Россия в эпоху постправды. Здравый смысл против информационного шума (Мовчан) - страница 205

А борьба с конкретным коррумпированным чиновником методом посадки — это по большому счету борьба чиновников между собой за доходные кормушки, — с использованием такой борьбы для повышения рейтинга власти. Массы в эту борьбу вовлекаются для того, чтобы отвлечь их от реальных проблем. Конечно, дополнительные деньги в системе, монополизированные государством и выведенные из конкурентной экономики, всегда порождают коррупцию.
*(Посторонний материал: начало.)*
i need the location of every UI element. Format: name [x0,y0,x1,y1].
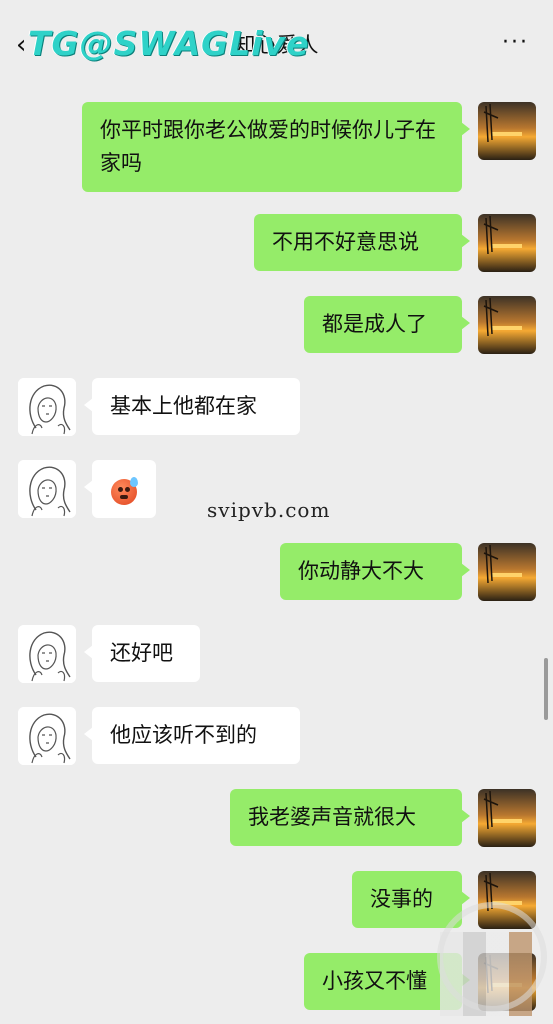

Если бы в России был не институт распределения квазимонополизированной ренты, а нормальные институты права и защиты частной собственности, то и коррупции такой мы бы не видели. Вся наша коррупция во сколько укладывается? Даже если сильно преувеличить — ну, 100 млрд долларов в год крадется из экономики. Это меньше 10 % ВВП. А мы потеряли две трети ВВП по сравнению с тем, что могло бы быть, если бы экономика была эффективной, — на сокращении доли малого и среднего бизнеса, на отсутствии иностранных инвесторов, на деиндустриализации, на выведении из продуктивной экономики существенной доли трудовых ресурсов. При этом экономика страны в целом вообще не замечает коррупции, если полученные коррупционным путем деньги вкладываются обратно в страну. Какая разница, кто их вложил? Проблема России в том, что мы живем в модели внутренней колонии и все коррумпированные чиновники тут же выводят деньги за границу. Сама система такова, что они боятся держать деньги в России и не считают это выгодным.

Иногда ошибочно считается, что бедность страны вызывает рост коррупции. Это не совсем так. Не низкий ВВП приводит к коррупции, а высокая роль государства в экономике. И протесты против коррупции, и даже смена власти под этими лозунгами не помогают экономике. В разных странах — от Северной Африки до Латинской Америки — это постоянный цикл. Люди возмущаются коррупцией тоталитарного или авторитарного лидера, лидер оппозиции на этой волне приходит к власти, а коррупция продолжает процветать. Другие фамилии появляются во власти, а экономика продолжает страдать. Следующий лидер оппозиции обвиняет в коррупции предыдущего, приходит к власти и так далее. Это классическая латиноамериканская форма. Мы повторяем именно ее, уходим в этот канал борьбы персоналий между собой с использованием коррупции как наиболее яркого феномена и абсолютно без идеи поговорить о системных проблемах.

Говорят, и с очень серьезных трибун, что будущее падение добычи нефти заставит страну пойти на вторую перестройку. Это не совсем верно. Это шанс, а не средство. Некоторые страны в подобной ситуации включаются в диверсификацию и оказываются в состоянии перестроить экономику, а некоторые нет. В Венесуэле, например, произошел «левый» поворот, и чем меньше доходы от нефти, тем хуже становится. В Нигерии что-то меняется при падении цен на нефть? Нет, просто страна стала жить существенно беднее. В Анголе, наоборот, ужесточается ситуация в связи с падением цен на нефть. Если у вас есть институты и ресурсы, чтобы осмыслить падение цен и что-то менять, процесс будет происходить. Где такие институты есть? Объединенные Арабские Эмираты, Норвегия, Индонезия, Мексика, то есть страны, в которых власть лишена необходимости бросать все свои силы и ресурсы на самозащиту, быть главным популистом и жандармом одновременно. Не важно, старая это демократия, где заранее понятны правила игры, или Эмираты, где люди осознают, что у них власть сохранится в любом случае, или олигархия, как в Индонезии, где два десятка семей контролируют все. Но эта некоторая, как ни смешно звучит, стабильность позволяет проводить реформы. В России на фоне разговоров про стабильность элита невротически боится потерять власть, сама власть нестабильна, непоследовательна, не понимает, чего хочет, боится кучек демонстрантов на улицах, боится достаточно беззубых лидеров оппозиции, боится Запада, конфликтует с миром в надежде создать себе позитивный имидж внутри страны и так далее. То есть основная задача власти в России — не развитие государства и экономики, а сохранение самой себя любой ценой. Реформы же — всегда риск для власти. Поэтому, если доходы от нефти упадут, у нас будет скорее венесуэльский поворот, чем попытка позитивных реформ.